Afin qu’on puisse en juger, je retranscris ci-dessous mot à mot le dialogue entre la coordinatrice Emmanuelle Daviet et l’un des professeurs participant au projet. Elles font part d’une expérience enrichissante : les élèves ont été invités à réaliser un micro-trottoir.
Emmanuelle Daviet – Aujourd’hui nous écoutons Blandine M, professeur d’histoire-géographie au collège Louis Pasteur de Mantes la Jolie. […]. Cette classe travaille sur le thème des femmes. [….].
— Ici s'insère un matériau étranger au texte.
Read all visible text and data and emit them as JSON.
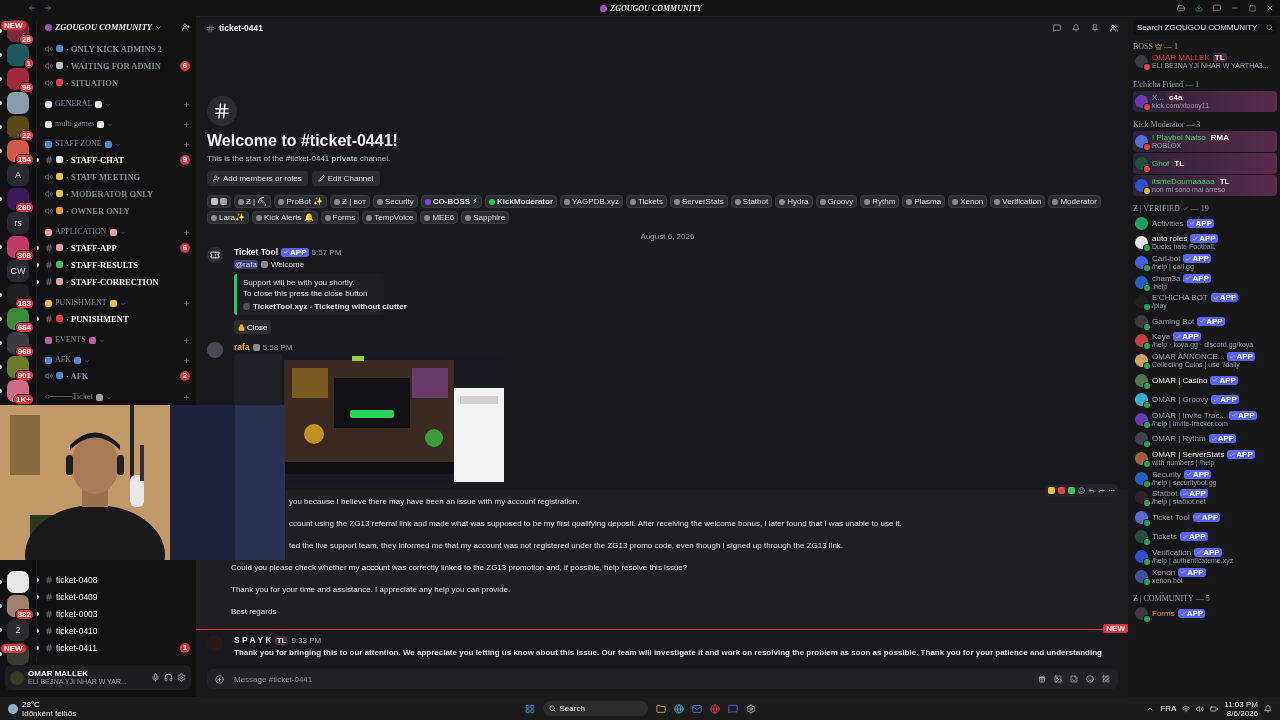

Blandine M, professeur – On est dans la phase où on est en train de prendre contact avec les personnes que les élèves souhaitent interviewer, ou ont commencé déjà des interviews. On a fait déjà un premier micro-trottoir au mois de janvier. Nous sommes allés au centre ville de Mantes la Jolie, chaque groupe a interviewé des passants. Et donc maintenant on rentre dans les interviews plus concrètes avec des personnalités qui concernent vraiment chaque angle.
Emmanuelle – Alors un micro-trottoir, c’est pas toujours très simple à faire puisqu’il s’agit d’aller trouver dans la rue des personnes susceptibles de nous répondre. Est-ce que tout le monde a accepté de jouer le jeu ?
Blandine – Alors, c’était assez amusant de voir les élèves aller vers des personnes qu’ils ne connaissaient pas, qu’ils devaient interpeller en plus et souvent déranger parce que c’était le jour du marché et donc il fallait aller déranger des personnes qui étaient en activité. Donc certaines ont refusé de répondre à leurs questions et les élèves étaient parfois assez vexés qu’on refuse de leur répondre. Et on avait quand même préparé en amont, bien 3 semaines un mois à l’avance, les élèves à dire bonjour tout simplement. Et ça, ça a été vraiment une grande expérience pour nous de leur apprendre à dire bonjour avec un petit peu de sourire dans la voix, de leur apprendre à déranger des personnes… et surtout à ne pas les agresser directement en leur posant des questions et en leur mettant le micro sous le nez tout de suite.
Emmanuelle – Qu’est-ce que cette expérience InterClass apporte aux élèves ?
Blandine – Alors on constate que des élèves très timides se forcent à prendre la parole. Enfin moi je le remarque surtout au niveau de l’oral, vraiment ça développe toutes les compétences orales, et puis aussi beaucoup de réflexion parce qu’ils constatent que quand on a un interlocuteur en face de nous il faut savoir rebondir sur sa réponse pour reformuler des questions. Donc voilà, pour moi c’est vraiment les deux grands apports pour l’instant du projet.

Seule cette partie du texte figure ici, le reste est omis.